In view of the above-mentioned shortcomings in the preparation of fucoidan sulfate in the prior art, the invention provides a kind of fucoidan sulfate and its preparation method and application in the preparation of anti-diabetic α-glucosidase inhibitors. The preparation method of the fucoidan sulfate ester includes the steps of water extraction, weak alkali extraction, ethanol classification, calcium chloride precipitation, etc., which are non-polluting, less destructive, and have low production costs. At the same time, the invention provides the application of fucoidan sulfate in the preparation of anti-diabetic α-glucosidase inhibitors.

In order to achieve the above-mentioned purpose of the invention, the present invention adopts the following technical solutions to achieve:

Fucoidan sulfate, its structural formula is as follows:

Wherein said R=OH or SO ₃ ^- , said R ₁ =H, SO ₃ ^- or xylooligosaccharide, said R ₂ =H, SO ₃ ^- or galactooligosaccharide, n=25-500,

The fucoidan sulfate includes α-1,3- or α-1,4-linked L-fucose, 1→4 linked β-xylose, 1→3 or 1→4 linked β -Galactose, wherein the content of fucose in the monosaccharide composition is 53.7-80.6%, xylose is 6.2-14.3%, the balance is galactose, the weight average molecular weight is 10kD-500kD, and the sulfate content is 17.1-38.2%.
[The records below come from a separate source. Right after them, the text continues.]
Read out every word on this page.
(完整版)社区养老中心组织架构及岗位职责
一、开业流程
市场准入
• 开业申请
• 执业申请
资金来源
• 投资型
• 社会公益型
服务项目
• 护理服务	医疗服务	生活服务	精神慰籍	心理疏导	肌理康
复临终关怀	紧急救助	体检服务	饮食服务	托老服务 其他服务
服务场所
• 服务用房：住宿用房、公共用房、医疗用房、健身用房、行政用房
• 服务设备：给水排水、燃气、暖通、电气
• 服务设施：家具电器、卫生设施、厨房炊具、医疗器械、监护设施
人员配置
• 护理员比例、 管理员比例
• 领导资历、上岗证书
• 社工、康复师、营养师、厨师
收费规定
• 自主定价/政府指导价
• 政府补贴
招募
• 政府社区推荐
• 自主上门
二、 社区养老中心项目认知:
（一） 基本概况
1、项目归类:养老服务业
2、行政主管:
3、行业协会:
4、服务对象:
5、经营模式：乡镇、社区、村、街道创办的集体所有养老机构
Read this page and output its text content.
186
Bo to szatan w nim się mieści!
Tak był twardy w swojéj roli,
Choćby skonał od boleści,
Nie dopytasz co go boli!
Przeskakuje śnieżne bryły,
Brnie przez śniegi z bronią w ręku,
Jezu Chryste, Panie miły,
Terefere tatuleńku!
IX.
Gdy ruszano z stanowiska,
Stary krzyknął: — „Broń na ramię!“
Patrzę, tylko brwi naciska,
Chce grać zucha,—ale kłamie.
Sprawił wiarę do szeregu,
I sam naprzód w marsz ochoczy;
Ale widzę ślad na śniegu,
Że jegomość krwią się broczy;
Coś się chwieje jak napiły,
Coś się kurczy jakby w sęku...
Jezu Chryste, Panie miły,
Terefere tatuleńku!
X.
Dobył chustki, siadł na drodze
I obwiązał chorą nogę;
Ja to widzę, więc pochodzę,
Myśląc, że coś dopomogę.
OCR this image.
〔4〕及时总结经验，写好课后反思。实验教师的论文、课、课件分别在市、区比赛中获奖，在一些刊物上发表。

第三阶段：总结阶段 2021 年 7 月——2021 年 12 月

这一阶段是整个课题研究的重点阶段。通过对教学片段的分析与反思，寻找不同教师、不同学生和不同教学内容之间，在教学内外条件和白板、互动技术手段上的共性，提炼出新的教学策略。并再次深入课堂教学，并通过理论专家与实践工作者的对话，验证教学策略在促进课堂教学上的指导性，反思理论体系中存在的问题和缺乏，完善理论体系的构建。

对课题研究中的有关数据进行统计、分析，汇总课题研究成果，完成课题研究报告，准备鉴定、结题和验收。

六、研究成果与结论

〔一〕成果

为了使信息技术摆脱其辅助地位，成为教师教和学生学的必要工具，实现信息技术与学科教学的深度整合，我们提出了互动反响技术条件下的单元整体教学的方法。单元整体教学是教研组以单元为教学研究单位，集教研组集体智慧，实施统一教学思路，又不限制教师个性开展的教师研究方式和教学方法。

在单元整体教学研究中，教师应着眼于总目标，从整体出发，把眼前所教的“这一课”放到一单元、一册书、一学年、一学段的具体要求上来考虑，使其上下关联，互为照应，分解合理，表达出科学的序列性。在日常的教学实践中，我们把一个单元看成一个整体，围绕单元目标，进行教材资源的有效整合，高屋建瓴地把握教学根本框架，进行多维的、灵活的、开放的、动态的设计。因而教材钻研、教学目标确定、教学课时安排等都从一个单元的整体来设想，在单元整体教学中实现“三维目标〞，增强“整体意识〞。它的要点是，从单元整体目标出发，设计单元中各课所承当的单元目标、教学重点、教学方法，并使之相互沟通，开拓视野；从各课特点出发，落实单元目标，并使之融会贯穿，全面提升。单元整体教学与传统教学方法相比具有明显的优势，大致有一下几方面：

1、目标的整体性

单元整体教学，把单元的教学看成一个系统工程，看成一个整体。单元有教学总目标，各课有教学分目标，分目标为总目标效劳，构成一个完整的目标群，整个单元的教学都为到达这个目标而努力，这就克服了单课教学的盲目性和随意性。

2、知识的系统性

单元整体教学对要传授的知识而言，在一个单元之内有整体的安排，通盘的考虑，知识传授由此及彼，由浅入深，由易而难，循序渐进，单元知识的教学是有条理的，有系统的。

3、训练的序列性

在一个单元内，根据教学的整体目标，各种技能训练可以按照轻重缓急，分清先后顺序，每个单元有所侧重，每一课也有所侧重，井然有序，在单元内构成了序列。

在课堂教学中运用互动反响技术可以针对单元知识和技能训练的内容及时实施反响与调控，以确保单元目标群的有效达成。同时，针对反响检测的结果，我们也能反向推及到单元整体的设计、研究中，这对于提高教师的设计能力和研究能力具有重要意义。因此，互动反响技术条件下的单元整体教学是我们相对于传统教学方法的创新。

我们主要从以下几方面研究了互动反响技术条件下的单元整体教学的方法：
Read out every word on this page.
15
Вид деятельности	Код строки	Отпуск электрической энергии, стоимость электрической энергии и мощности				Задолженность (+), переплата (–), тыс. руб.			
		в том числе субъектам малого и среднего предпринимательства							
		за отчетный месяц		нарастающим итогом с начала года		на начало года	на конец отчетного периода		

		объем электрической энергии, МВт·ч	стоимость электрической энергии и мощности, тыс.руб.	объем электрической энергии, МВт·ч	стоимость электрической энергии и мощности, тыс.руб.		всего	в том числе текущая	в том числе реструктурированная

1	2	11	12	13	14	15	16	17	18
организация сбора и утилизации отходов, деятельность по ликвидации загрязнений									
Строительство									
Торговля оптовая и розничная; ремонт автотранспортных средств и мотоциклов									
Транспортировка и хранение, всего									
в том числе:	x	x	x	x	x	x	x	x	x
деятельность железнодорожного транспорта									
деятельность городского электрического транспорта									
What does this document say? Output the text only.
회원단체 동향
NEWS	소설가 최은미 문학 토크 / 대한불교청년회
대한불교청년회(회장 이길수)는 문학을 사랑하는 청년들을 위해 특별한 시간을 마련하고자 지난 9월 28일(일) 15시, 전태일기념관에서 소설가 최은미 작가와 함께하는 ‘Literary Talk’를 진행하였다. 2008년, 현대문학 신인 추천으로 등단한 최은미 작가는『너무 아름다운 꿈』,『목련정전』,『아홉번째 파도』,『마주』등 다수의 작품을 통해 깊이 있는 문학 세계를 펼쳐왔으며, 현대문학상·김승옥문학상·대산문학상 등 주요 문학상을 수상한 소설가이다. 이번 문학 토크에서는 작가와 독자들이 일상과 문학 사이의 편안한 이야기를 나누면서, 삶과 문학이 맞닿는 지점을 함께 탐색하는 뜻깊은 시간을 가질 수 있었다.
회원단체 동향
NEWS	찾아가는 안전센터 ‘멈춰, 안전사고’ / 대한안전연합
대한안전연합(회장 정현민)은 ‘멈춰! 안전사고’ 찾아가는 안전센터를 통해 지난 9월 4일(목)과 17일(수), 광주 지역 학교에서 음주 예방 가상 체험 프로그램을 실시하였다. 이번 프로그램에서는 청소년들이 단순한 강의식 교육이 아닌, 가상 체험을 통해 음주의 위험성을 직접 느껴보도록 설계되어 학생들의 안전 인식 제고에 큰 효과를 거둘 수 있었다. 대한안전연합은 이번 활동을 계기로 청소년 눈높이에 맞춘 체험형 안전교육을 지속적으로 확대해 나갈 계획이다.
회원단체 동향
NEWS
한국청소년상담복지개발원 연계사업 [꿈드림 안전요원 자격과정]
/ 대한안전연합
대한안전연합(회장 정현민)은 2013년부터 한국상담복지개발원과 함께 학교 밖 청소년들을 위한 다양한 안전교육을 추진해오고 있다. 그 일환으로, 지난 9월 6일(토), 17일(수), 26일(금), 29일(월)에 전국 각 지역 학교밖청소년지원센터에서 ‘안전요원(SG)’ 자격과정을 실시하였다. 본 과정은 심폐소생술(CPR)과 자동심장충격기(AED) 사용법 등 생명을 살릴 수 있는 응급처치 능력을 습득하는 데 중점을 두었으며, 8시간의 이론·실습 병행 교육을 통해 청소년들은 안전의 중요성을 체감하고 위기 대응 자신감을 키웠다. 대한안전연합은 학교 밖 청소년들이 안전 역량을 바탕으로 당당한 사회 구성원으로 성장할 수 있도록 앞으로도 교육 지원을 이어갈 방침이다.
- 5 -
The present invention provides the preparation method of described fucoidan sulfate, it comprises the following steps:

(1) Extraction with water and weak base: extract the powder obtained by degreasing brown algae with water, stir and extract with weak base solution in a constant temperature water bath, and combine to obtain an aqueous polysaccharide solution;

(2) Ethanol classification: after the polysaccharide aqueous solution is evaporated and concentrated in the step (1), utilize ethanol classification, centrifuge to get the precipitate and dissolve it into an aqueous solution whose mass ratio is 1%-4%;

(3) Calcium chloride precipitation: Then add 1-3 mol/L calcium chloride solution to the solution obtained in step (2) for precipitation, centrifuge to take the supernatant, and dialyze to obtain fucoidan sulfate.

Further, the brown algae is one or more of Fucus, Fucus subtilis, Fucus two rows, Fucus serrata, Fucus or Ascophyllum nodosum.

Further, the weak base is an aqueous Na ₂ CO ₃ solution with a mass ratio of 2-6%.

Further, the constant temperature water bath is a 60-100°C water bath.

The present invention also provides the use of the fucoidan sulfate in the preparation of an anti-diabetic α-glucosidase inhibitor.

Wherein, the inhibition type of the fucoidan sulfate is a competitive inhibitor, and the half inhibitory concentration is 1-50ug/ml.

Further, the fucoidan sulfate at a dose of 1-50 mg/kg/day can significantly inhibit the rise of postprandial blood sugar in diabetic mice and reduce the level of glycosylated hemoglobin.

Further, the diabetes is type 2 diabetes.

Further, the fucoidan sulfate is taken for at least ten days.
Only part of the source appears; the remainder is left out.